The trio were joined by Elinor Barker as they won the 4,000m women's team pursuit in 4:32:721 - nearly 40 seconds quicker than their nearest rivals in Manchester.
King, Rowsell and Trott won London 2012 gold over 3,000m and claim the change in distance and addition of a new team member - to bring the event parallel with the men's programme - is a challenge to savour.
“It will be great to see how we progress this year," said Rowsell.
"We’ve got the three kilometre world record, which should stand forever, and it’s exciting to be able to try and do that all over again with the new event.”
And King insists the team - and their rivals - will only get quicker as they get used to the new discipline.
"It's quite different really, an extra four laps, but there's an extra rider as well so that changes things. We're learning all the time and think we can only go quicker," she said.
"We took a similar approach to when we were a three, it's all about maintaining speed."
Jess Varnish claimed her fourth national title as she added to victories in the sprint, team sprint and 500m time trial with a win in the women's keirin.
Treble Olympic gold medallist Jason Kenny teamed up with Matt Crampton and Kian Emadi to win the men's team sprint while Trott and King also won the women's madison.
“I just wanted to get a good week’s training," said Varnish. "I’ve never actually won a keirin before, and I’m quite surprised that I actually have."
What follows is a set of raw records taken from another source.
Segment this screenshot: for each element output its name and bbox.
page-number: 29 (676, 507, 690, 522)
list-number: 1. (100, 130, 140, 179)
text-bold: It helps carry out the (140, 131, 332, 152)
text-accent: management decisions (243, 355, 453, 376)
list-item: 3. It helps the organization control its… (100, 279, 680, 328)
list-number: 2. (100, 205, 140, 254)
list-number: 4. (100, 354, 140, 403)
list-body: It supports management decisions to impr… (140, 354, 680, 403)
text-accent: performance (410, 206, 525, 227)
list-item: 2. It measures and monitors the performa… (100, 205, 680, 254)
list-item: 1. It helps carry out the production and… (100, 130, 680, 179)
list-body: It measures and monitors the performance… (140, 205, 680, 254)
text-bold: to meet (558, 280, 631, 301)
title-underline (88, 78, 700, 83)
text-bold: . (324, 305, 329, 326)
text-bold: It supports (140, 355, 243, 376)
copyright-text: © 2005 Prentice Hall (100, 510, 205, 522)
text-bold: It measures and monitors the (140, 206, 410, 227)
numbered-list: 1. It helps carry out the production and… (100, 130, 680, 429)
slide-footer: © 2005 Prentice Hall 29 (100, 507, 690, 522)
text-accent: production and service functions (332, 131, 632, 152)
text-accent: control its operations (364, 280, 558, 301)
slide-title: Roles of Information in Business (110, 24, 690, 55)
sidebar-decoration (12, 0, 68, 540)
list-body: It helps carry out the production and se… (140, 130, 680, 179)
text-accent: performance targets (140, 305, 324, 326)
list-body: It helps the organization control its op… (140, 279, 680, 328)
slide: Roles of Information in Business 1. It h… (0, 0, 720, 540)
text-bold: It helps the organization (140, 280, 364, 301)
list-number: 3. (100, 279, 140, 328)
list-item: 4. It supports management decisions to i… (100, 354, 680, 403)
Meanwhile, Tour de France winner Chris Froome admitted there was no excuse for a poor British showing in the men's road race at the World Championships in Florence.
Only 48 of the 208 starters completed the 272.5km course - and not a single British rider was in that number.
Bad weather made conditions treacherous and Froome, who was leading a team that included Sir Bradley Wiggins, Mark Cavendish, Luke Rowe, Steve Cummings, Josh Edmondson, Ian Stannard and Geraint Thomas, pulled out with 80km remaining.
"The conditions are the same for everyone. We've got no excuse, we just weren't there," he said.
"It's a big disappointment, especially having made it such a big objective but with these conditions it just wasn't meant to be.
"The first three laps on the circuit there were crashes everywhere. The weather hasn't let up an it's rained solidly all day.
"Given we've come up empty handed we'll have to go back to the drawing board [ahead of the Rio Olympics]."
Double Olympic champion Geraint Thomas described the race as carnage with Portugal’s Rui Costa eventually taking the rainbow jersey, beating Spain’s Joaquim Rodriguez in a two-man sprint.